Berdasarkan referensi yang kubaca, penyebab CVS antara lain:
- Pencahayaan yang kurang baik saat menggunakan komputer/laptop/HP
- Cahaya monitor terlalu terang
- Jarak pandang pada monitor tidak bagus (terlalu dekat/terlalu jauh)
- Posisi yang tidak tepat saat menggunakan komputer/laptop/HP (membungkuk, mendongak, atau sambil tiduran, dll.)
- Penggunakan kacamata/lensa mata yang tidak tepat
Mengatasi Computer Vision Syndrom
Setelah menduga adanya gejala CVS pada si K, aku meminta Widut untuk membatasi penggunaan gadget pada si K. Sehari setelah ia dibawa ke rumah sakit di Salatiga, ia tidak boleh memegang HP sama sekali. Kondisinya pun mulai membaik. Aku pun tidak lagi khawatir dengan makanan-makanan yang selama ini dokonsumsi olehnya. Hanya saja beberapa jajanan tetap kubatasi sampai kondisinya benar-benar pulih. Efek CVS itu biar hilang terlebih dahulu baru ia boleh makan seperti biasanya.
Beberapa cara untuk mengatasi CVS ini berdasarkan referensi yang kubaca antara lain:
- Memperbaiki posisi saat menggunakan gadget. Dalam hal ini, si K perlu diajari untuk menggunakan gadget dengan posisi gadget yang baik
- Menggunakan peredup layar jika layar terlalu terang
- Menggunakan pelembab untuk mata jika mata kering.
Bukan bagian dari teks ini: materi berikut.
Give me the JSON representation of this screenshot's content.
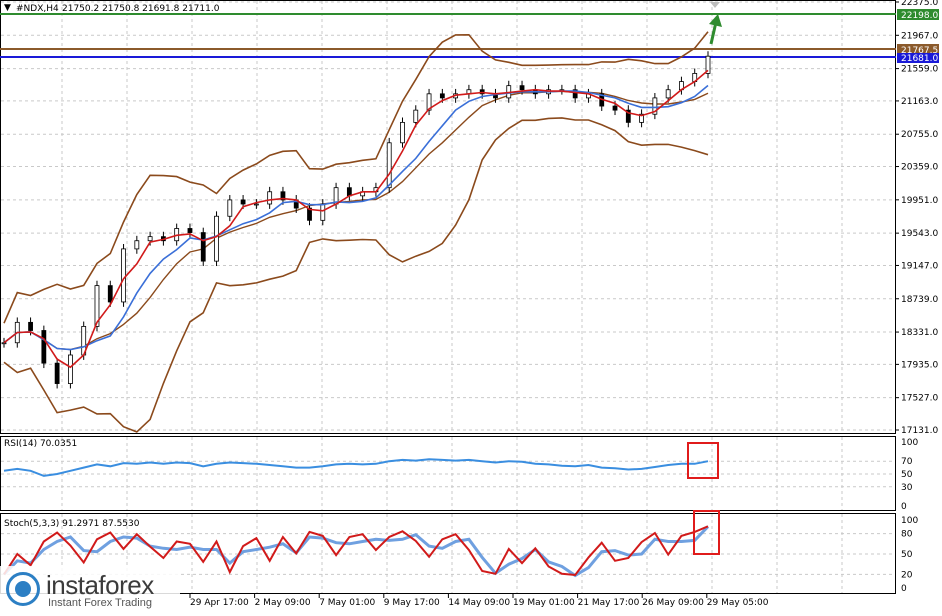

Menggunakan irisan mentimun yang diletakkan di pelupuk mata bisa membantu menyegarkan mata
- Setiap 20 menit menggunakan gadget perlu istirahatkan mata dengan cara melihat objek dengan jarak 20 feet selama 20 detik. Rumusnya adalah: 20 – 20 – 20
- Pencahayaan ruangan harus seimbang dengan cahaya layar monitor. Tidak boleh terlalu gelap atau terang
kejadian ini adalah drama yang luar biasa bagiku. Setiap si K mengalami gangguan-gangguan fisik ringan, aku selalu berpikir keras mengenai penyebabnya. Tidak langsung mencari apa obatnya. Hal ini kulakukan untuk memutus penyebab tersebut agar apa yang dialaminya tidak semakin parah. Kalaupun penyebab itu sudah demikian besar pengaruhnya bagi kesehatan maka aku akan membawanya ke dokter. Sebaliknya jika gangguan itu masih bisa kutangani sendiri maka ia akan kuberikan treatmen sendiri. VCS ini kuanggap drama karena aku sampai membutuhkan waktu 2 (dua) minggu untuk mengetahuinya.
Berdasarkan referensi yang kubaca, VCS ini lebih banyak menyerang orang yang suka mabok perjalanan. Penyebab mabok perjalanan adalah efek visual gerakan objek di sekitar kendaraan yang melaju sedangkan pengguna gadget mengalami VCS karena efek gerak visual pada gadget tersebut.